Business owners will often focus on investing everything they can in the future growth of the firm, and newly launched companies and those with ambitious growth plans can quickly consume capital. Discussing the added expense of insurance premiums may be a tough sell. But there are good reasons for business owners to think about cover.

If a partner or shareholder in a business dies, their share of the company will typically pass to their family. This can cause a problem. While the partner will surely know the business inside out, it does not automatically follow that their family will share the same interest. This can present an issue for remaining owners that want to continue to build the company but must do so with an unsuitable shareholder intact.

Similarly, if one partner becomes ill, the firm risks losing the intellectual capital they bring to the table, their business relationships, contacts and so on. This could be costly for the firm and can have an adverse affect on relationships between owners.

This risk can be managed through effective protection arrangements utilising trusts.
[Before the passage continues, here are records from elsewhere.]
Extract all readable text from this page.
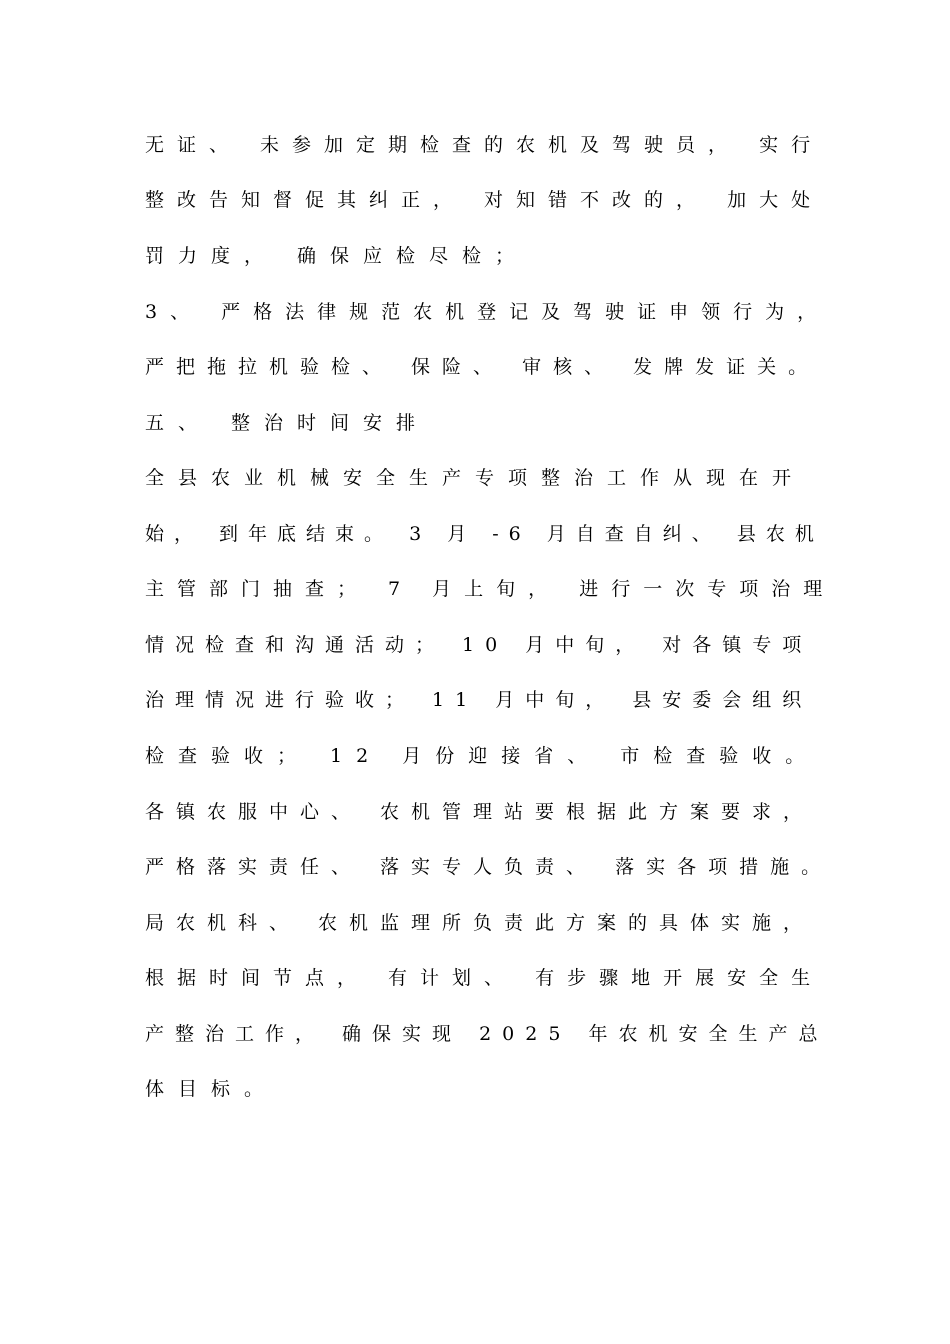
无证、 未参加定期检查的农机及驾驶员， 实行
整改告知督促其纠正， 对知错不改的， 加大处
罚力度， 确保应检尽检；
3、 严格法律规范农机登记及驾驶证申领行为，
严把拖拉机验检、 保险、 审核、 发牌发证关。
五、 整治时间安排
全县农业机械安全生产专项整治工作从现在开
始， 到年底结束。 3 月 -6 月自查自纠、 县农机
主管部门抽查； 7 月上旬， 进行一次专项治理
情况检查和沟通活动； 10 月中旬， 对各镇专项
治理情况进行验收； 11 月中旬， 县安委会组织
检查验收； 12 月份迎接省、 市检查验收。
各镇农服中心、 农机管理站要根据此方案要求，
严格落实责任、 落实专人负责、 落实各项措施。
局农机科、 农机监理所负责此方案的具体实施，
根据时间节点， 有计划、 有步骤地开展安全生
产整治工作， 确保实现 2025 年农机安全生产总
体目标。
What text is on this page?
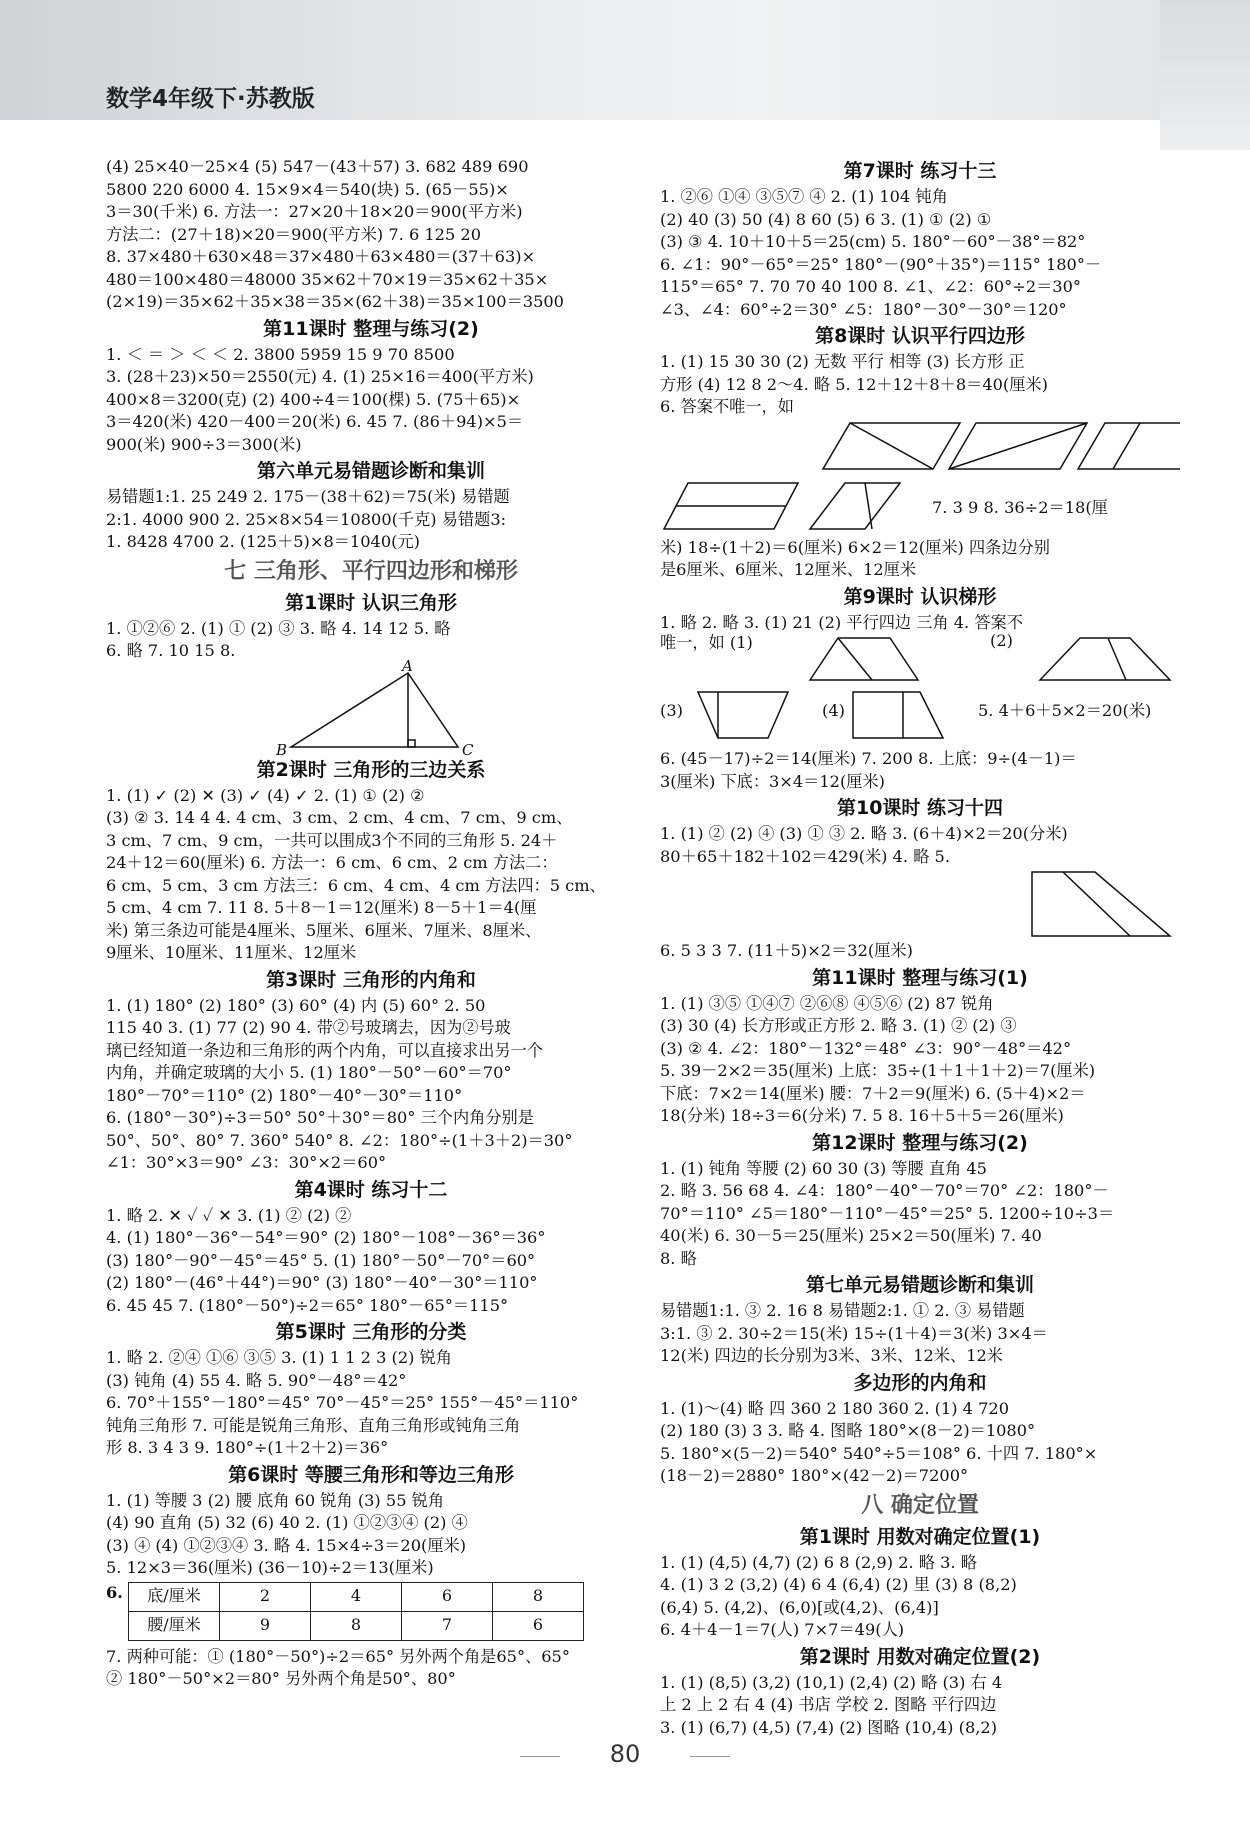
数学4年级下·苏教版
(4) 25×40－25×4 (5) 547－(43＋57) 3. 682 489 690
5800 220 6000 4. 15×9×4＝540(块) 5. (65－55)×
3＝30(千米) 6. 方法一：27×20＋18×20＝900(平方米)
方法二：(27＋18)×20＝900(平方米) 7. 6 125 20
8. 37×480＋630×48＝37×480＋63×480＝(37＋63)×
480＝100×480＝48000 35×62＋70×19＝35×62＋35×
(2×19)＝35×62＋35×38＝35×(62＋38)＝35×100＝3500
第11课时 整理与练习(2)
1. ＜ ＝ ＞ ＜ ＜ 2. 3800 5959 15 9 70 8500
3. (28＋23)×50＝2550(元) 4. (1) 25×16＝400(平方米)
400×8＝3200(克) (2) 400÷4＝100(棵) 5. (75＋65)×
3＝420(米) 420－400＝20(米) 6. 45 7. (86＋94)×5＝
900(米) 900÷3＝300(米)
第六单元易错题诊断和集训
易错题1:1. 25 249 2. 175－(38＋62)＝75(米) 易错题
2:1. 4000 900 2. 25×8×54＝10800(千克) 易错题3:
1. 8428 4700 2. (125＋5)×8＝1040(元)
七 三角形、平行四边形和梯形
第1课时 认识三角形
1. ①②⑥ 2. (1) ① (2) ③ 3. 略 4. 14 12 5. 略
6. 略 7. 10 15 8.
A
B	C
第2课时 三角形的三边关系
1. (1) ✓ (2) ✕ (3) ✓ (4) ✓ 2. (1) ① (2) ②
(3) ② 3. 14 4 4. 4 cm、3 cm、2 cm、4 cm、7 cm、9 cm、
3 cm、7 cm、9 cm，一共可以围成3个不同的三角形 5. 24＋
24＋12＝60(厘米) 6. 方法一：6 cm、6 cm、2 cm 方法二：
6 cm、5 cm、3 cm 方法三：6 cm、4 cm、4 cm 方法四：5 cm、
5 cm、4 cm 7. 11 8. 5＋8－1＝12(厘米) 8－5＋1＝4(厘
米) 第三条边可能是4厘米、5厘米、6厘米、7厘米、8厘米、
9厘米、10厘米、11厘米、12厘米
第3课时 三角形的内角和
1. (1) 180° (2) 180° (3) 60° (4) 内 (5) 60° 2. 50
115 40 3. (1) 77 (2) 90 4. 带②号玻璃去，因为②号玻
璃已经知道一条边和三角形的两个内角，可以直接求出另一个
内角，并确定玻璃的大小 5. (1) 180°－50°－60°＝70°
180°－70°＝110° (2) 180°－40°－30°＝110°
6. (180°－30°)÷3＝50° 50°＋30°＝80° 三个内角分别是
50°、50°、80° 7. 360° 540° 8. ∠2：180°÷(1＋3＋2)＝30°
∠1：30°×3＝90° ∠3：30°×2＝60°
第4课时 练习十二
1. 略 2. ✕ ✓ ✓ ✕ 3. (1) ② (2) ②
4. (1) 180°－36°－54°＝90° (2) 180°－108°－36°＝36°
(3) 180°－90°－45°＝45° 5. (1) 180°－50°－70°＝60°
(2) 180°－(46°＋44°)＝90° (3) 180°－40°－30°＝110°
6. 45 45 7. (180°－50°)÷2＝65° 180°－65°＝115°
第5课时 三角形的分类
1. 略 2. ②④ ①⑥ ③⑤ 3. (1) 1 1 2 3 (2) 锐角
(3) 钝角 (4) 55 4. 略 5. 90°－48°＝42°
6. 70°＋155°－180°＝45° 70°－45°＝25° 155°－45°＝110°
钝角三角形 7. 可能是锐角三角形、直角三角形或钝角三角
形 8. 3 4 3 9. 180°÷(1＋2＋2)＝36°
第6课时 等腰三角形和等边三角形
1. (1) 等腰 3 (2) 腰 底角 60 锐角 (3) 55 锐角
(4) 90 直角 (5) 32 (6) 40 2. (1) ①②③④ (2) ④
(3) ④ (4) ①②③④ 3. 略 4. 15×4÷3＝20(厘米)
5. 12×3＝36(厘米) (36－10)÷2＝13(厘米)
6. 底/厘米	2	4	6	8
腰/厘米	9	8	7	6
7. 两种可能：① (180°－50°)÷2＝65° 另外两个角是65°、65°
② 180°－50°×2＝80° 另外两个角是50°、80°
第7课时 练习十三
1. ②⑥ ①④ ③⑤⑦ ④ 2. (1) 104 钝角
(2) 40 (3) 50 (4) 8 60 (5) 6 3. (1) ① (2) ①
(3) ③ 4. 10＋10＋5＝25(cm) 5. 180°－60°－38°＝82°
6. ∠1：90°－65°＝25° 180°－(90°＋35°)＝115° 180°－
115°＝65° 7. 70 70 40 100 8. ∠1、∠2：60°÷2＝30°
∠3、∠4：60°÷2＝30° ∠5：180°－30°－30°＝120°
第8课时 认识平行四边形
1. (1) 15 30 30 (2) 无数 平行 相等 (3) 长方形 正
方形 (4) 12 8 2～4. 略 5. 12＋12＋8＋8＝40(厘米)
6. 答案不唯一，如
7. 3 9 8. 36÷2＝18(厘
米) 18÷(1＋2)＝6(厘米) 6×2＝12(厘米) 四条边分别
是6厘米、6厘米、12厘米、12厘米
第9课时 认识梯形
1. 略 2. 略 3. (1) 21 (2) 平行四边 三角 4. 答案不
唯一，如 (1)	(2)
(3)	(4)	5. 4＋6＋5×2＝20(米)
6. (45－17)÷2＝14(厘米) 7. 200 8. 上底：9÷(4－1)＝
3(厘米) 下底：3×4＝12(厘米)
第10课时 练习十四
1. (1) ② (2) ④ (3) ① ③ 2. 略 3. (6＋4)×2＝20(分米)
80＋65＋182＋102＝429(米) 4. 略 5.
6. 5 3 3 7. (11＋5)×2＝32(厘米)
第11课时 整理与练习(1)
1. (1) ③⑤ ①④⑦ ②⑥⑧ ④⑤⑥ (2) 87 锐角
(3) 30 (4) 长方形或正方形 2. 略 3. (1) ② (2) ③
(3) ② 4. ∠2：180°－132°＝48° ∠3：90°－48°＝42°
5. 39－2×2＝35(厘米) 上底：35÷(1＋1＋1＋2)＝7(厘米)
下底：7×2＝14(厘米) 腰：7＋2＝9(厘米) 6. (5＋4)×2＝
18(分米) 18÷3＝6(分米) 7. 5 8. 16＋5＋5＝26(厘米)
第12课时 整理与练习(2)
1. (1) 钝角 等腰 (2) 60 30 (3) 等腰 直角 45
2. 略 3. 56 68 4. ∠4：180°－40°－70°＝70° ∠2：180°－
70°＝110° ∠5＝180°－110°－45°＝25° 5. 1200÷10÷3＝
40(米) 6. 30－5＝25(厘米) 25×2＝50(厘米) 7. 40
8. 略
第七单元易错题诊断和集训
易错题1:1. ③ 2. 16 8 易错题2:1. ① 2. ③ 易错题
3:1. ③ 2. 30÷2＝15(米) 15÷(1＋4)＝3(米) 3×4＝
12(米) 四边的长分别为3米、3米、12米、12米
多边形的内角和
1. (1)～(4) 略 四 360 2 180 360 2. (1) 4 720
(2) 180 (3) 3 3. 略 4. 图略 180°×(8－2)＝1080°
5. 180°×(5－2)＝540° 540°÷5＝108° 6. 十四 7. 180°×
(18－2)＝2880° 180°×(42－2)＝7200°
八 确定位置
第1课时 用数对确定位置(1)
1. (1) (4,5) (4,7) (2) 6 8 (2,9) 2. 略 3. 略
4. (1) 3 2 (3,2) (4) 6 4 (6,4) (2) 里 (3) 8 (8,2)
(6,4) 5. (4,2)、(6,0)[或(4,2)、(6,4)]
6. 4＋4－1＝7(人) 7×7＝49(人)
第2课时 用数对确定位置(2)
1. (1) (8,5) (3,2) (10,1) (2,4) (2) 略 (3) 右 4
上 2 上 2 右 4 (4) 书店 学校 2. 图略 平行四边
3. (1) (6,7) (4,5) (7,4) (2) 图略 (10,4) (8,2)
80
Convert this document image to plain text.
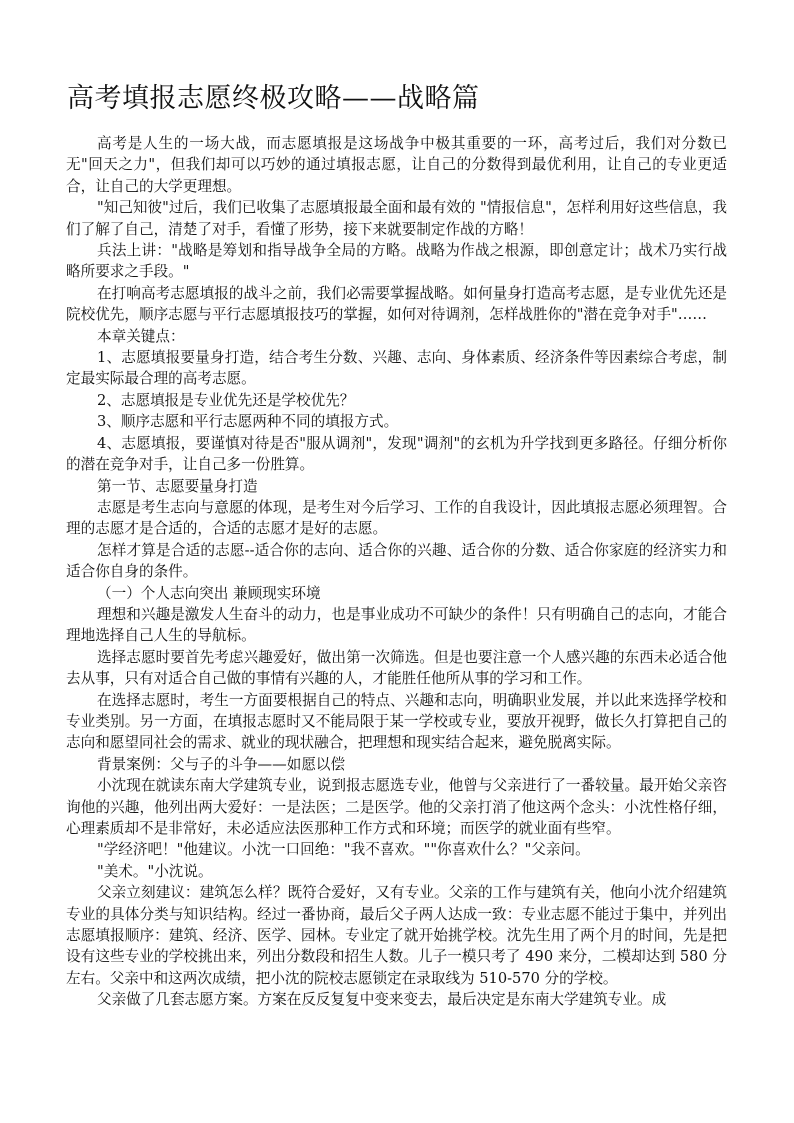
高考填报志愿终极攻略——战略篇

高考是人生的一场大战，而志愿填报是这场战争中极其重要的一环，高考过后，我们对分数已无"回天之力"，但我们却可以巧妙的通过填报志愿，让自己的分数得到最优利用，让自己的专业更适合，让自己的大学更理想。

"知己知彼"过后，我们已收集了志愿填报最全面和最有效的 "情报信息"，怎样利用好这些信息，我们了解了自己，清楚了对手，看懂了形势，接下来就要制定作战的方略！

兵法上讲："战略是筹划和指导战争全局的方略。战略为作战之根源，即创意定计；战术乃实行战略所要求之手段。"

在打响高考志愿填报的战斗之前，我们必需要掌握战略。如何量身打造高考志愿，是专业优先还是院校优先，顺序志愿与平行志愿填报技巧的掌握，如何对待调剂，怎样战胜你的"潜在竞争对手"……

本章关键点：

1、志愿填报要量身打造，结合考生分数、兴趣、志向、身体素质、经济条件等因素综合考虑，制定最实际最合理的高考志愿。

2、志愿填报是专业优先还是学校优先？

3、顺序志愿和平行志愿两种不同的填报方式。

4、志愿填报，要谨慎对待是否"服从调剂"，发现"调剂"的玄机为升学找到更多路径。仔细分析你的潜在竞争对手，让自己多一份胜算。

第一节、志愿要量身打造

志愿是考生志向与意愿的体现，是考生对今后学习、工作的自我设计，因此填报志愿必须理智。合理的志愿才是合适的，合适的志愿才是好的志愿。

怎样才算是合适的志愿--适合你的志向、适合你的兴趣、适合你的分数、适合你家庭的经济实力和适合你自身的条件。

（一）个人志向突出 兼顾现实环境

理想和兴趣是激发人生奋斗的动力，也是事业成功不可缺少的条件！只有明确自己的志向，才能合理地选择自己人生的导航标。

选择志愿时要首先考虑兴趣爱好，做出第一次筛选。但是也要注意一个人感兴趣的东西未必适合他去从事，只有对适合自己做的事情有兴趣的人，才能胜任他所从事的学习和工作。

在选择志愿时，考生一方面要根据自己的特点、兴趣和志向，明确职业发展，并以此来选择学校和专业类别。另一方面，在填报志愿时又不能局限于某一学校或专业，要放开视野，做长久打算把自己的志向和愿望同社会的需求、就业的现状融合，把理想和现实结合起来，避免脱离实际。

背景案例：父与子的斗争——如愿以偿

小沈现在就读东南大学建筑专业，说到报志愿选专业，他曾与父亲进行了一番较量。最开始父亲咨询他的兴趣，他列出两大爱好：一是法医；二是医学。他的父亲打消了他这两个念头：小沈性格仔细，心理素质却不是非常好，未必适应法医那种工作方式和环境；而医学的就业面有些窄。

"学经济吧！"他建议。小沈一口回绝："我不喜欢。""你喜欢什么？"父亲问。

"美术。"小沈说。

父亲立刻建议：建筑怎么样？既符合爱好，又有专业。父亲的工作与建筑有关，他向小沈介绍建筑专业的具体分类与知识结构。经过一番协商，最后父子两人达成一致：专业志愿不能过于集中，并列出志愿填报顺序：建筑、经济、医学、园林。专业定了就开始挑学校。沈先生用了两个月的时间，先是把设有这些专业的学校挑出来，列出分数段和招生人数。儿子一模只考了 490 来分，二模却达到 580 分左右。父亲中和这两次成绩，把小沈的院校志愿锁定在录取线为 510-570 分的学校。

父亲做了几套志愿方案。方案在反反复复中变来变去，最后决定是东南大学建筑专业。成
The basic principle is that each business owner should take out cover, with the policy held in trust for the benefit of those remaining. If required, the sum assured can then be used by the remaining business owners to purchase the shares of the policy holder.

However, there are a number of different technicalities that need to be considered when putting in place this kind of arrangement.

It is very likely business owners will find the cost of cover varies due to age, health and other demographic differences among partners and the share of the business they own. This can be a sticking point since those with higher premiums are less likely to benefit. It is worth noting HM Revenue & Customs may deem the arrangement as a gift since it effectively amounts to a net transfer of value from older shareholders or those with a larger stake to their junior business partners.

In some cases, business owners may choose to equalise the premium costs between them, effectively pooling the cost of insuring each business owner. If they are equalised, HMRC will view this as a commercial arrangement, thereby taking inheritance tax considerations out of the equation.

It is also important to consider the legalities and contracts concerning the sale and purchase of the shares of the exiting business owner. A binding buy and sell agreement can be put in place, which sets out agreed terms on which other business owners must buy and the family must sell.

However, the share of the business could lose business property relief as a result. This is because BPR is not applicable where a binding sale agreement exists: a stipulation HMRC has in place as an anti-avoidance measure.

An alternative is a cross option agreement. These vary in form but the relevant point is that they do not constitute a mandatory binding agreement over the sale and purchase of the company. A sale need not take place if all parties agree not to go ahead with it and invoking an agreement for the sale of the business is an option to be taken out by one party to the agreement.

Where a critical illness policy is concerned, for example, a “single option” agreement is normally deployed. In this case the owner who falls ill can ask the others to buy their share, at which point they are compelled to do so, using the proceeds from the policy to complete the transaction. However, the option belongs to the policyholder, so other business owners cannot enforce a sale.

This gives business partners the re-assurance they can realise some value for their share of the business if they have to leave due to illness. And because the agreement is structured as an optional arrangement, BPR is not lost as in the case of a binding agreement.

The services of a solicitor will likely be required to draw up the relevant contracts. There are a variety of options available, such as a “double option” whereby the remaining business owners and the family of the former business owner have the option sale/purchase, but the transaction agreement is not binding if both parties agree not to go ahead.

Despite the complexities, it is an important subject for business owners to consider. The death or illness of one partner can have a dramatic impact on a firm but it can be even more damaging if there is no suitable contingency plan in place.